Domenico Diele in carcere: "Vi prego, mandatemi a casa"
«Possibile che non se ne trovi uno? Non sono esperto di legge, ma forse il carcere era il luogo in cui dovevo essere portato. Il giudice però ha deciso che dovevo scontare la detenzione a casa. La notte non riesco a dormire, rivivo sempre l'incubo: quel buio lungo l'autostrada che mi ha impedito di vedere quella donna, ero distratto» - lo sfogo di Diele, che ha incontrato in carcere anche Fulvio Martusciello, eurodeputato Fi - «Vi prego, fatemi uscire. So già che pagherò tutto, ci sarà un processo e i miei errori pesano. Avevo assunto droghe giorni prima, quella sera ero semplicemente distratto su una strada buia».
Il braccialetto elettronico, dotato di microchip, è uno degli strumenti più innovativi per poter monitorare le persone più pericolose a cui sono stati imposti gli arresti domiciliari. C'è però una grave carenza di strumenti e un intoppo burocratico dovuto ad un vero e proprio errore legislativo: Andrea Orlando, ministro della Giustizia, ha spiegato che c'è un bando per l'acquisto di 12 mila nuovi dispositivi, ma la competenza è del Ministero dell'Interno. «Ne sono già stati utilizzati circa diecimila, non è vero che non ce ne sono», ha spiegato il Guardasigilli.

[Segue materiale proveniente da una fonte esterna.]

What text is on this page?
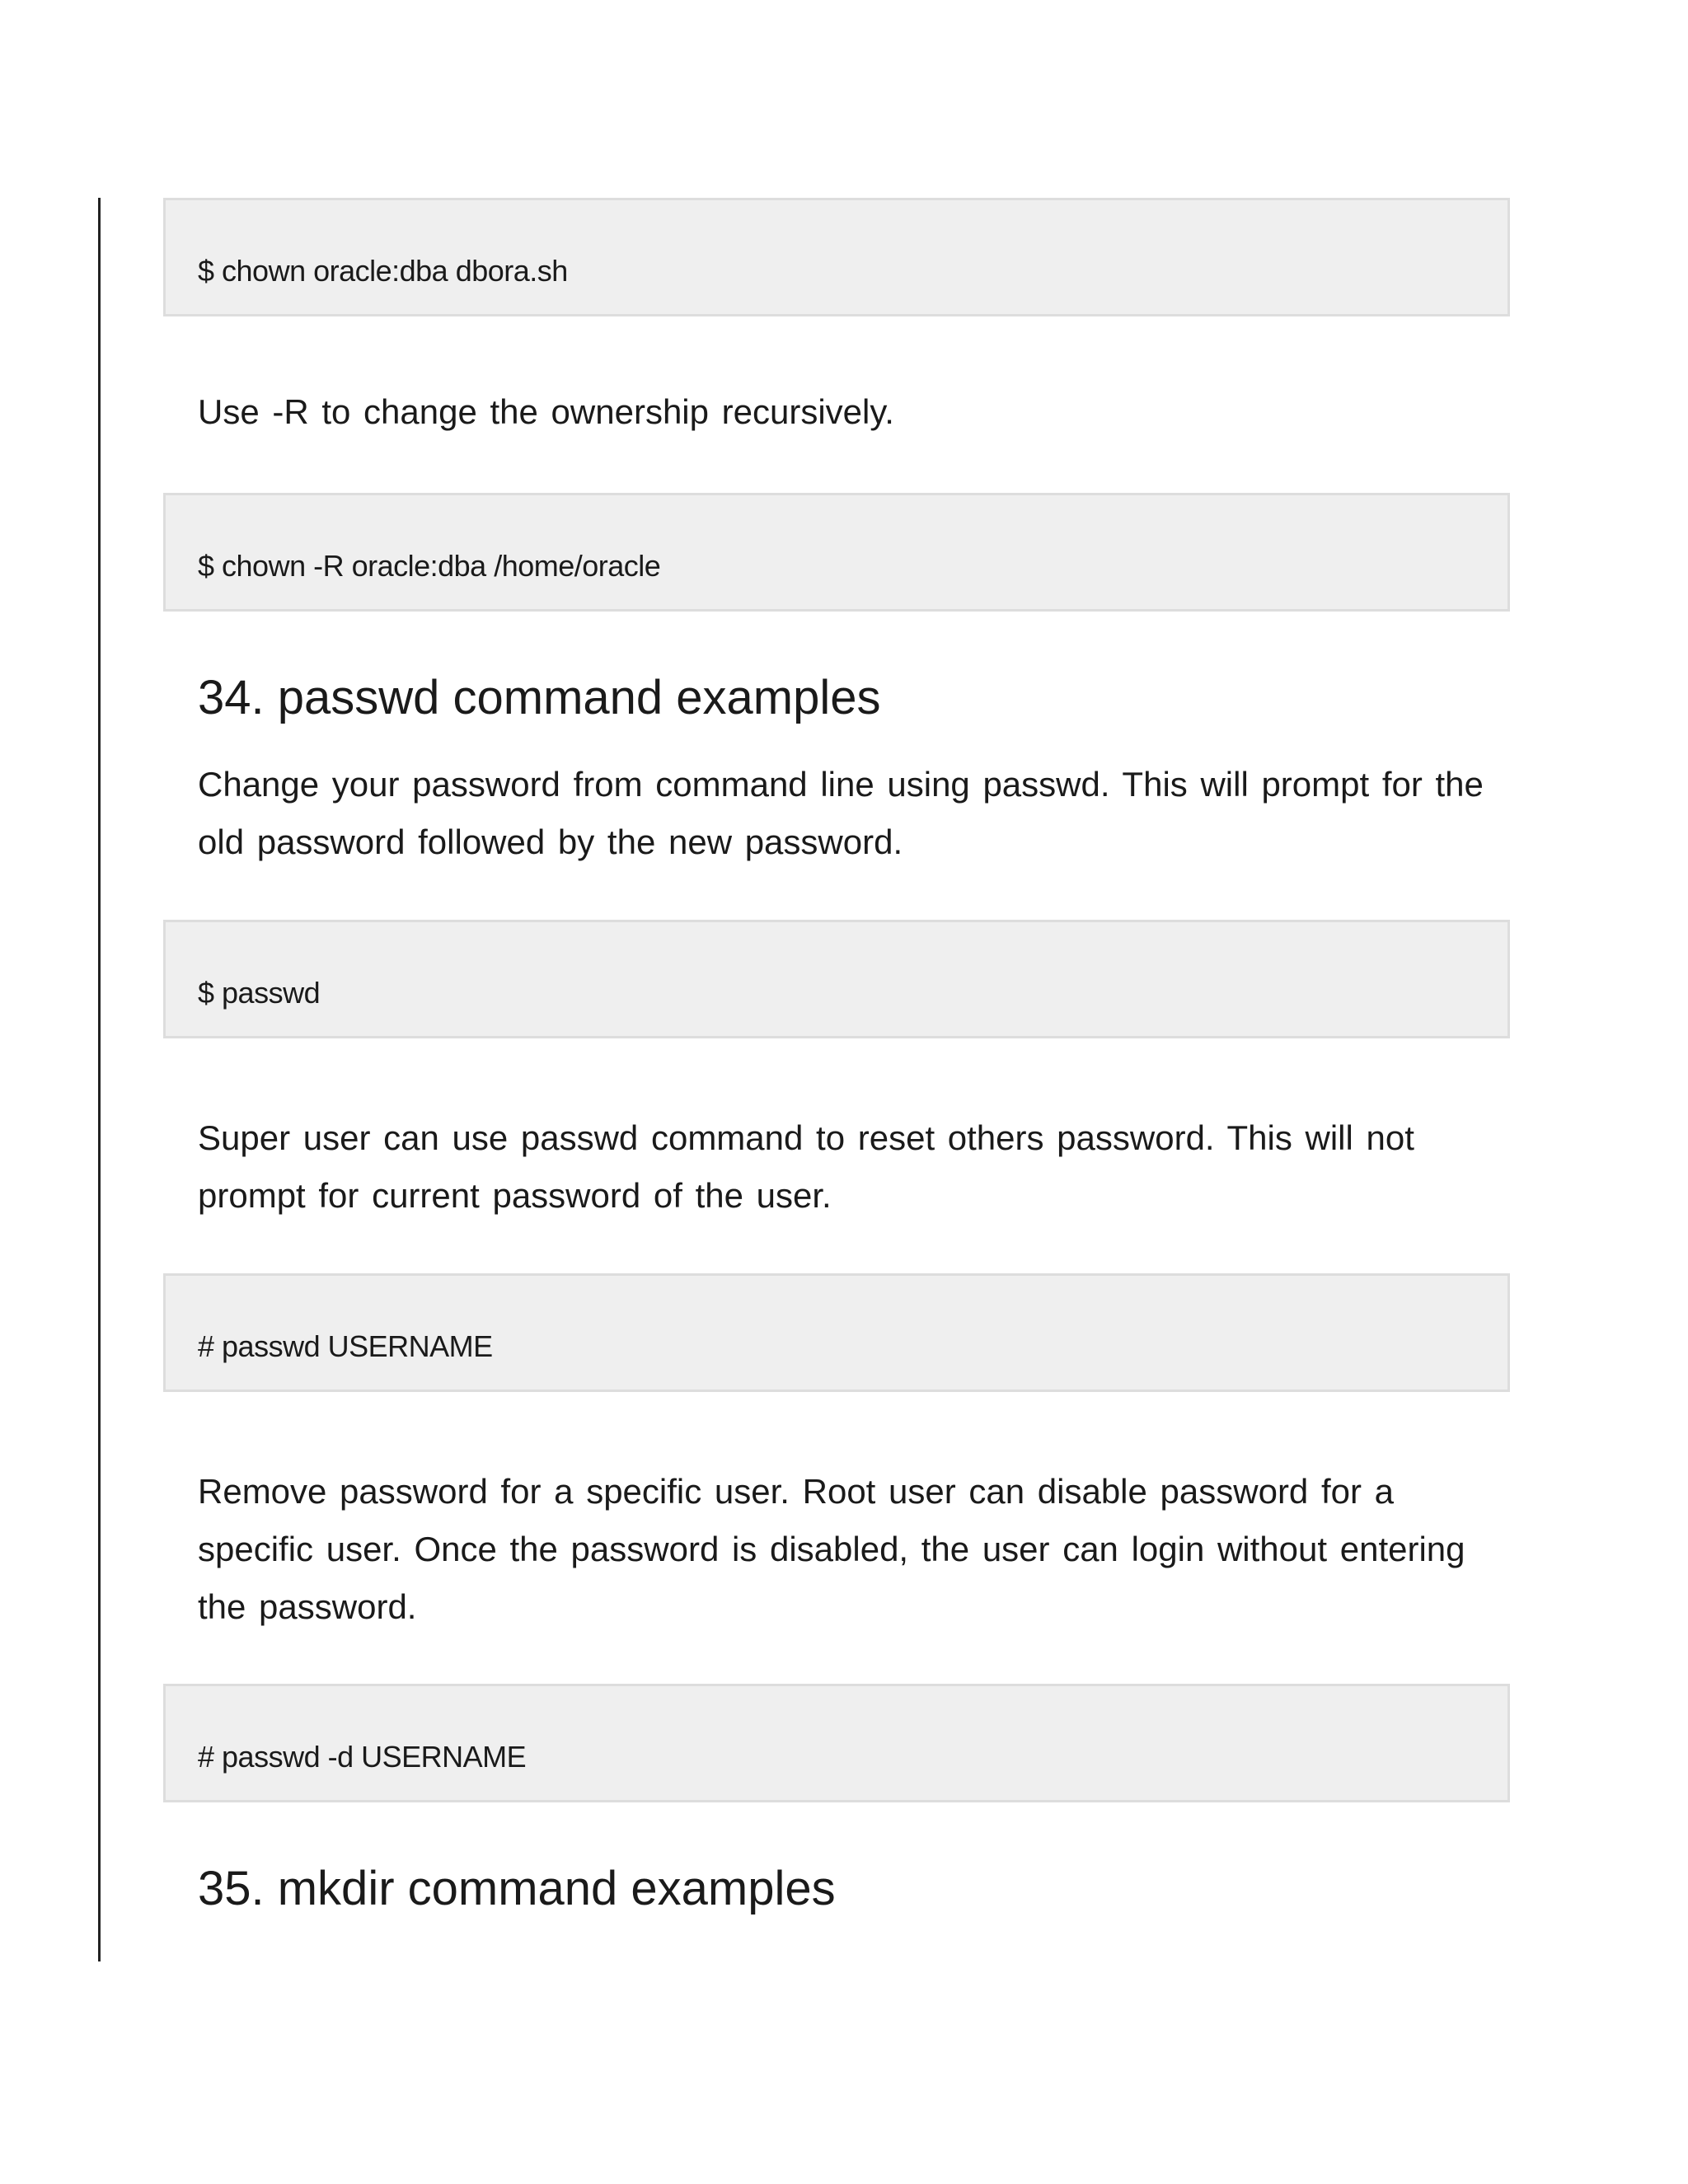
$ chown oracle:dba dbora.sh

Use -R to change the ownership recursively.

$ chown -R oracle:dba /home/oracle
34. passwd command examples

Change your password from command line using passwd. This will prompt for the old password followed by the new password.

$ passwd

Super user can use passwd command to reset others password. This will not prompt for current password of the user.

# passwd USERNAME

Remove password for a specific user. Root user can disable password for a specific user. Once the password is disabled, the user can login without entering the password.

# passwd -d USERNAME
35. mkdir command examples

L'unico conforto per Domenico Diele, quindi, è al momento l'affetto della gamiglia che non lo ha mai abbandonato: il papà, la mamma e il fratello avvocato gli fanno spesso visita e gli portano dei libri. «Tutti storici, sull'antica Roma. Vorrei scontare i domiciliari accanto a mia nonna, a Siena, dove ho avuto un'infanzia felice» - racconta Domenico, riportato da Repubblica.it, non senza incupirsi - «Ho iniziato a drogarmi a Roma, quando venni per fare l'accademia dopo il liceo. Vorrei che i ragazzi non facciano come me, ma ora non posso proprio permettermi di dare consigli».